Now add a care provider's masked face into that mix and you've got a patient for whom a visit to hospital has the potential to become a trauma-inducing event.
According to Mary MacKillop, director, Patient Experience, BC Children's and BC Women's, to understand a mask's anxiety-creating potential, you must understand the varied scenarios that can lead a person to the hospital in the first place.
Many, in fact, have involved masks. "Often a mask has a connection to a trauma for a child or their family and can serve as a trigger," she said, adding the button initiative is an approach to care that's trauma-informed.
For these reasons and more, Behind the Mask launched the week of June 8. The goal is to make photo buttons for staff members across BC Children's and BC Women's who must wear masks when providing care. The button serves to personalize the care provider behind the mask to lessen anxiety and fear for patients.
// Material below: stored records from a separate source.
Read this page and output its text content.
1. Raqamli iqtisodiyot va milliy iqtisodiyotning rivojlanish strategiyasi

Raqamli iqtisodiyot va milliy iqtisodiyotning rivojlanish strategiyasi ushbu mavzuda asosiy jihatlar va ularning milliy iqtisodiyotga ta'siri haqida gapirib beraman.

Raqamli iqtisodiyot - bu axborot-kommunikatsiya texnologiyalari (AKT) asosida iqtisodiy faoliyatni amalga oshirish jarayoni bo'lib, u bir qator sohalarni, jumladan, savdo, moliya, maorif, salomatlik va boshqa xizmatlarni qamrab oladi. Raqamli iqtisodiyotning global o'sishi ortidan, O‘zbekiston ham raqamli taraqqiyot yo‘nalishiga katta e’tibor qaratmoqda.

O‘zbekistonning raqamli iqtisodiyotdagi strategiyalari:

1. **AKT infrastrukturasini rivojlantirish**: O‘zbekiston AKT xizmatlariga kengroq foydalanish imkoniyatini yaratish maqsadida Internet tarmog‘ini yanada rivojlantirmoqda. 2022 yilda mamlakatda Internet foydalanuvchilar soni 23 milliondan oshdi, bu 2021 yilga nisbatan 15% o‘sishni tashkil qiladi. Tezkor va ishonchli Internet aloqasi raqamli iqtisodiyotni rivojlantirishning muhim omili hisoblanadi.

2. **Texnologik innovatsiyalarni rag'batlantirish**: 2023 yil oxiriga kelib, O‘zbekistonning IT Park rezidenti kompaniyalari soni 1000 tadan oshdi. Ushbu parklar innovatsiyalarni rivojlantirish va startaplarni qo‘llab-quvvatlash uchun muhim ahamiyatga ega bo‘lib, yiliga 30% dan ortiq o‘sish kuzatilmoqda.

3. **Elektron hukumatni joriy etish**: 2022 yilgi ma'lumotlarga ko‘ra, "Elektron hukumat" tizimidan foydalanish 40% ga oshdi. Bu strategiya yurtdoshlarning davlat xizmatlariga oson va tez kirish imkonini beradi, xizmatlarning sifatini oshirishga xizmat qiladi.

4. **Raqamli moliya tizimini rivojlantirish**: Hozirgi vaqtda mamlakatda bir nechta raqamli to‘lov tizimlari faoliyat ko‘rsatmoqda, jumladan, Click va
It's an initiative that pre-dated COVID-19, and has been launched at healthcare facilities across Canada as well as internationally.
Child Life Specialists are often the first point-of-contact that patients have with BC Children's Hospital. They've seen first-hand how a masked face can intensify feelings of uncertainty and apprehension.
"But then parents point at my button and say, 'See? That's what she looks like under the mask,'" said Child Life Specialist Gloria Kwong. "Then they look at the button and smile at me." Added Heather Hameluck, Kwong's colleague, "Having the button makes the situation brighter from the second they make that connection with you."
Behind the Mask relies on deployed staff: people who have shifted from their regular jobs to help with the varied work required for the hospitals to respond to the COVID-19 pandemic.
Nicole Cheung, a deployed staff member to the Patient Experience COVID-19 team at BC Children's and Women's hospitals, has perfected the art of breaking down barriers, one photo button at a time.
"I've heard that the kids smile back at the buttons," said Cheung, during a recent button-making stint in the hospital lobby. "I think it's just human nature to smile back when you see someone smile at you, even if it's someone smiling on a button."